On peut aussi avoir un discours politique qui remet en cause la civilisation capitaliste et étatiste au lieu de rester illusoirement neutres.
Possible aussi d’agir et lutter avec les plus assommés par l’ordre social, en sachant que tout le monde subit ce système y compris les « aidants », et que les plus précaires apportent aussi, aident.
D’un autre côté, les miséreux sont aussi capables de « se libérer » tout seul, un chaperonnage surplombant et parternaliste de sachants n’est pas forcément terrible.
L’idéal serait de concilier dans le même geste luttes émancipatrices politiques et soulagement des misères, comme par exemple les occupations collectives de terres menées par les sans terres au Brésil ou ailleurs. Encore mieux si ces luttes aboutissent à des projets et sociétés communs qui abolissent les classes sociales en vigueur.
Mais des habitué.e.s du travail social et de la solidarité populaire politisée en parleraient mieux que moi, donc j’arrête là, vous avez compris le problème.
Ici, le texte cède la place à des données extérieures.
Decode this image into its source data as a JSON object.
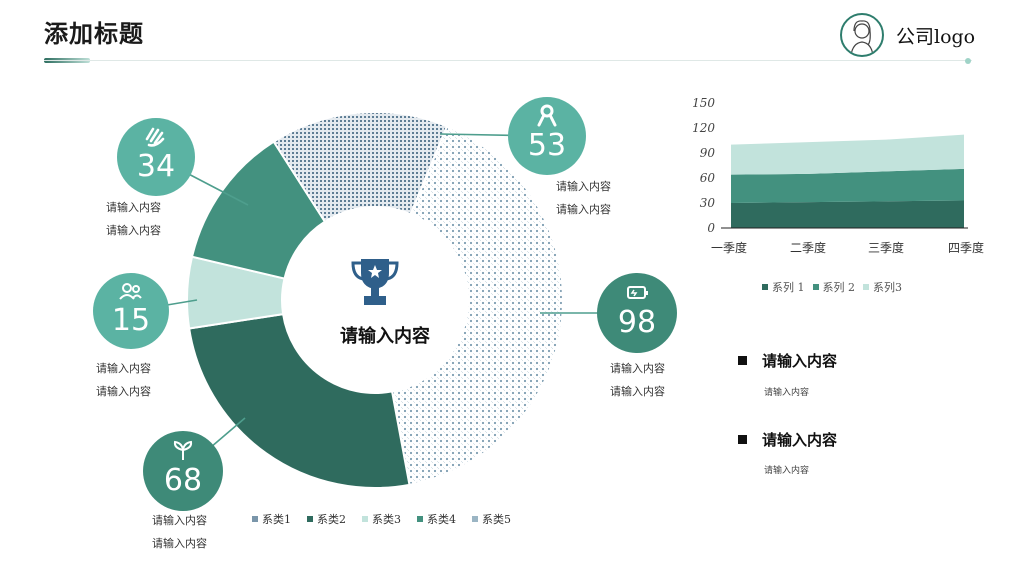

Actuellement encore plus qu’avant, l’enjeu n’est donc pas d’avoir plus de sous, plus d’aides étatiques, plus de charité et plus de dons, mais de prendre la main collectivement sur nos vies, et donc de prendre la main directement sur les décisions politiques, économiques et sociales à la place de tous les experts, politiciens, oligarques, patrons, actionnaires, capitalistes, riches, philanthropes, et autres guignols qui « veulent notre bien ».
Et donc de prendre la main sur la vie politique concrète, sur les moyens de productions et les propriétés des grands possédants.
Bref, une sorte de révolution populaire basée sur l’autonomie et la démocratie directe plutôt qu’un énième retour illusoire et sclérosant à l’aide sociale étatique ou à la charité capitaliste.